Il campionato del Parma è stato per lo più discontinuo. Per quali motivi secondo te?
«Siamo una squadra di tanti giovani, è normale che per trovare l’equilibrio tante volte ci vuole l’esperienza. Ci sono qui in mezzo tanti giovani, io no, ma ci sono tanti giocatori giovani che è normale possano avere questa discontinuità. Penso che in questo periodo abbiamo imparato, siamo maturati come squadra: ora leggiamo meglio la partita. Siamo una squadra che sa quando attaccare, che sa quando difendere, guadagnare tempo: tutte cose che s’imparano col tempo. Ma penso che noi dobbiamo continuare a farlo, perché ‑ dico sempre ‑ ci vuole tanto tempo per costruire e 90 minuti per distruggere tutto. Se ora pensiamo che siamo dei fenomeni, perché abbiamo fatto bene qualche partita, è una… “cavolata”».
C’è stato un momento o un episodio che ha unito lo spogliatoio?

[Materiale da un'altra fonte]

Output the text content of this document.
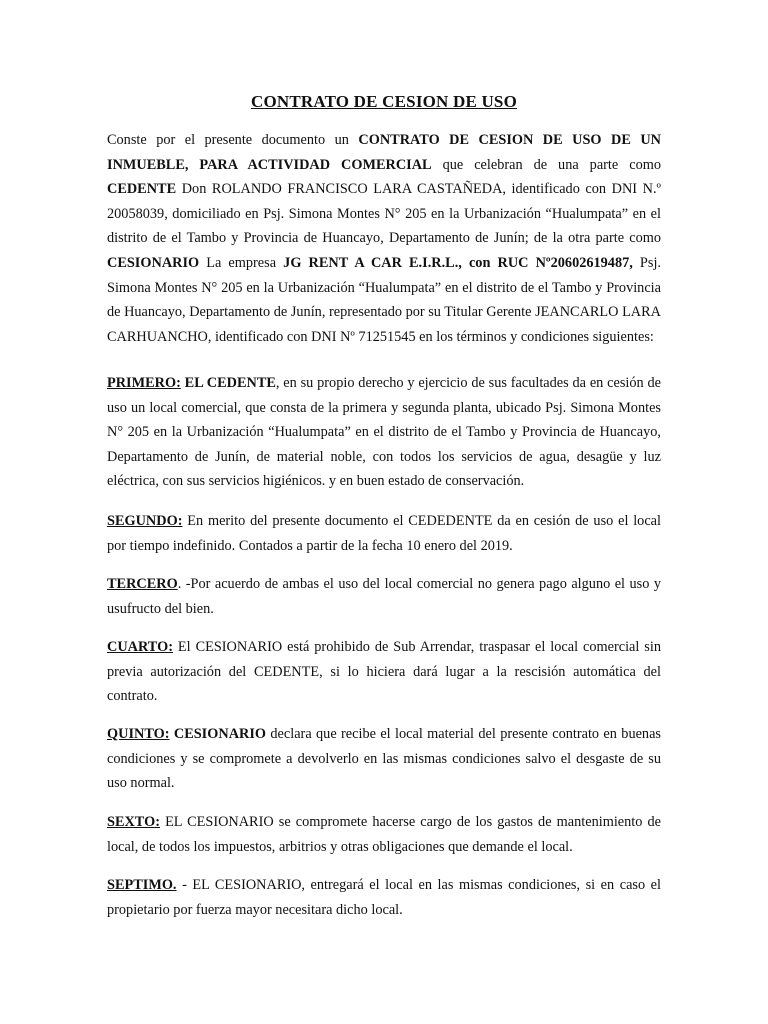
CONTRATO DE CESION DE USO

Conste por el presente documento un CONTRATO DE CESION DE USO DE UN INMUEBLE, PARA ACTIVIDAD COMERCIAL que celebran de una parte como CEDENTE Don ROLANDO FRANCISCO LARA CASTAÑEDA, identificado con DNI N.º 20058039, domiciliado en Psj. Simona Montes N° 205 en la Urbanización “Hualumpata” en el distrito de el Tambo y Provincia de Huancayo, Departamento de Junín; de la otra parte como CESIONARIO La empresa JG RENT A CAR E.I.R.L., con RUC Nº20602619487, Psj. Simona Montes N° 205 en la Urbanización “Hualumpata” en el distrito de el Tambo y Provincia de Huancayo, Departamento de Junín, representado por su Titular Gerente JEANCARLO LARA CARHUANCHO, identificado con DNI Nº 71251545 en los términos y condiciones siguientes:

PRIMERO: EL CEDENTE, en su propio derecho y ejercicio de sus facultades da en cesión de uso un local comercial, que consta de la primera y segunda planta, ubicado Psj. Simona Montes N° 205 en la Urbanización “Hualumpata” en el distrito de el Tambo y Provincia de Huancayo, Departamento de Junín, de material noble, con todos los servicios de agua, desagüe y luz eléctrica, con sus servicios higiénicos. y en buen estado de conservación.

SEGUNDO: En merito del presente documento el CEDEDENTE da en cesión de uso el local por tiempo indefinido. Contados a partir de la fecha 10 enero del 2019.

TERCERO. -Por acuerdo de ambas el uso del local comercial no genera pago alguno el uso y usufructo del bien.

CUARTO: El CESIONARIO está prohibido de Sub Arrendar, traspasar el local comercial sin previa autorización del CEDENTE, si lo hiciera dará lugar a la rescisión automática del contrato.

QUINTO: CESIONARIO declara que recibe el local material del presente contrato en buenas condiciones y se compromete a devolverlo en las mismas condiciones salvo el desgaste de su uso normal.

SEXTO: EL CESIONARIO se compromete hacerse cargo de los gastos de mantenimiento de local, de todos los impuestos, arbitrios y otras obligaciones que demande el local.

SEPTIMO. - EL CESIONARIO, entregará el local en las mismas condiciones, si en caso el propietario por fuerza mayor necesitara dicho local.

«La squadra è sempre stata unita. Sono veramente tutti bravi ragazzi. Noi è dal primo minuto che abbiamo un buon rapporto, tutti con tutti. Certo che, quando arriva la vittoria, sembra che la squadra sta bene. Ma la squadra “dentro” è sempre stata bene. Poi, i momenti di difficoltà formano il carattere, l’unione, lo stare insieme anche con i tifosi. Stare tutti uniti. È bello quando tutti andiamo con il medesimo obiettivo, la gente con i tifosi: ma noi dobbiamo dimostrare questo in campo. Noi abbiamo dimostrato l’atteggiamento e la voglia: tante volte si può giocare bene, tante volte si può giocare male ma, quando la gente vede che è una squadra che s’impegna e che lotta fino alla fine, la ricompensa arriva. E penso che noi abbiamo dato quel plus per cambiare nel momento giusto e s’è visto».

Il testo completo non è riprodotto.